You can mount different subdirectories of the same PVC using subPath.

  1. Create an example deployment.yaml:

    apiVersion: apps/v1
    kind: Deployment
    metadata:
    name: demo-app
    spec:
    replicas: 1
    selector:
        matchLabels:
        app: demo
    template:
        metadata:
        labels:
            app: demo
        spec:
        containers:
            - name: web
            image: nginx
            volumeMounts:
                - name: shared-data
                mountPath: /var/www/html
                subPath: html
                - name: shared-data
                mountPath: /var/log/nginx
                subPath: logs
        volumes:
            - name: shared-data
            persistentVolumeClaim:
                claimName: shared-fs-pvc
  2. Apply it using kubectl:

    kubectl apply -f deployment.yaml

    The Deployment mounts:

    • /var/www/html as subdirectory html inside the PVC
    • /var/log/nginx as subdirectory logs inside the PVC

Directory creation and permissions

If a specified `subPath` directory does not exist, Kubernetes will create it with **root ownership**, which may cause permission issues for non-root containers.

To control directory ownership, you can:

  • Pre-create directories using an initContainer
  • chown them in an initContainer
  • Run your main container as a user who already has access

Example initContainer:

initContainers:
  - name: init-permissions
    image: busybox
    command: ["sh", "-c", "mkdir -p /data/html /data/logs && chown -R 1000:1000 /data"]
    volumeMounts:
      - name: shared-data
        mountPath: /data

Multi-container Pod example

A common pattern is to have multiple containers inside the same Pod, each mounting a different directory of the same Scaleway File Storage PVC. This allows shared storage while keeping each component's data logically separated.

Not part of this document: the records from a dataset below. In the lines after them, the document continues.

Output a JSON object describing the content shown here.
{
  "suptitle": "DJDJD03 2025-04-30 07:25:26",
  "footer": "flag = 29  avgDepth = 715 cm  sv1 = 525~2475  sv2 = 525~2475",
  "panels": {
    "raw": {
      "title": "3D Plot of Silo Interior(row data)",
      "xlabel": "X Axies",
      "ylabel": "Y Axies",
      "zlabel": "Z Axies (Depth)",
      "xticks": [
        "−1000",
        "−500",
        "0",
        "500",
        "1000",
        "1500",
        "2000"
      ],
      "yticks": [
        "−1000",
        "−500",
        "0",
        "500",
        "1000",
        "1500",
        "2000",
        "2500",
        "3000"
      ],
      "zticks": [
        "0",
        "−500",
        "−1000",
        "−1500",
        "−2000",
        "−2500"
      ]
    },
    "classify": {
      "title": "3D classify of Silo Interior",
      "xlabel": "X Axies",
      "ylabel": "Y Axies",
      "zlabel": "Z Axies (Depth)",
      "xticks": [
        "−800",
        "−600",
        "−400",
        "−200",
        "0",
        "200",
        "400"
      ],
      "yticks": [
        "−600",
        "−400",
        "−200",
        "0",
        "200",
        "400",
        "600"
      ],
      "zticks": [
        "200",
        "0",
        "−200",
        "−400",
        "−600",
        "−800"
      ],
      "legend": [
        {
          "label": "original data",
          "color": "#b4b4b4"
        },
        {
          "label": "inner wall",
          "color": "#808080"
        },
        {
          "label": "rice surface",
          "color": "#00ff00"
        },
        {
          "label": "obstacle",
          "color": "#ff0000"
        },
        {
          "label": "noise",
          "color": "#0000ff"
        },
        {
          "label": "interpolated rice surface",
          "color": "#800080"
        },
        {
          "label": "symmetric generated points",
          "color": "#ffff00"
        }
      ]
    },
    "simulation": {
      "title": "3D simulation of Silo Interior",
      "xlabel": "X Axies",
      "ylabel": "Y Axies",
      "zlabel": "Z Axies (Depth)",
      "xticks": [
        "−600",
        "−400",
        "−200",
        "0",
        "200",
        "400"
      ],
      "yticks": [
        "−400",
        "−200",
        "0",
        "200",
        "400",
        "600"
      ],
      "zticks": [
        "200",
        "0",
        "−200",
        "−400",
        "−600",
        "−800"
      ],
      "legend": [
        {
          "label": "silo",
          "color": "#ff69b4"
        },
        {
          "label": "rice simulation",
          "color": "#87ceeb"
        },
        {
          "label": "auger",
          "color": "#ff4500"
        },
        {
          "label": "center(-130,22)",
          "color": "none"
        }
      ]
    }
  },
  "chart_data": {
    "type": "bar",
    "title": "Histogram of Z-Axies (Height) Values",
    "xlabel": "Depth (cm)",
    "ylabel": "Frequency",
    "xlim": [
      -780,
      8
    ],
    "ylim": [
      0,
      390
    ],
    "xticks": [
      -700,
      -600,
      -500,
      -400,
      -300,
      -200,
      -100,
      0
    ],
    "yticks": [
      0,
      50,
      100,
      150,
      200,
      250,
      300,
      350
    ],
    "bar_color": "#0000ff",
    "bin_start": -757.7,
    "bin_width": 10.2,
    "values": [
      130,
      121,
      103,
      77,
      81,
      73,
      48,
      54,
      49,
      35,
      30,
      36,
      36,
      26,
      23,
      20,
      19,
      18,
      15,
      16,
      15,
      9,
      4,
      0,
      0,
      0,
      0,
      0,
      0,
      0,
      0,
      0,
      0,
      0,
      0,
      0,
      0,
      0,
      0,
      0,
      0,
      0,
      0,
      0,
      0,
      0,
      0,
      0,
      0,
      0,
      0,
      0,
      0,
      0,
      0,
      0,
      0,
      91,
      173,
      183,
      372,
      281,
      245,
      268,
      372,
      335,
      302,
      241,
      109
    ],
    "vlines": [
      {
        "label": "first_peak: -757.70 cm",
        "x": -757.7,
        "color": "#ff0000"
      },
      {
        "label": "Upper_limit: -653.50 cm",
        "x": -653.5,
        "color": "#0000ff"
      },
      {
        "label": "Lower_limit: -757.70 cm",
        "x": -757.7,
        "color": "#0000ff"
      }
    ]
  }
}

Example: We have two web + worker containers sharing one PVC using different subPath values.

apiVersion: v1
kind: Pod
metadata:
  name: multi-container-demo
spec:
  containers:
    - name: web
      image: nginx
      volumeMounts:
        - name: shared-data
          mountPath: /usr/share/nginx/html
          subPath: frontend

    - name: worker
      image: busybox
      command: ["sh", "-c", "while true; do echo 'worker running' >> /data/logs/worker.log; sleep 5; done"]
      volumeMounts:
        - name: shared-data
          mountPath: /data/logs
          subPath: worker-logs

  volumes:
    - name: shared-data
      persistentVolumeClaim:
        claimName: shared-fs-pvc

Apply the configuration using kubectl apply -f pod.yaml.

  • The web container serves files from the frontend directory on the PVC.
  • The worker container writes logs into the worker-logs directory.

Both containers use the same File Storage volume, but their data stays cleanly separated.

Optional: Prepare subdirectories

If you want to ensure directories exist with correct permissions, add an initContainers to your configuration:

```yaml
initContainers:
- name: init-folders
    image: busybox
    command: ["sh", "-c", "mkdir -p /data/frontend /data/worker-logs && chmod -R 755 /data"]
    volumeMounts:
    - name: shared-data
        mountPath: /data
```

Cleaning up

Remove the deployment:

kubectl delete -f deployment.yaml

Remove the PVC:

kubectl delete -f pvc.yaml

This will delete the Scaleway File Storage volume as well.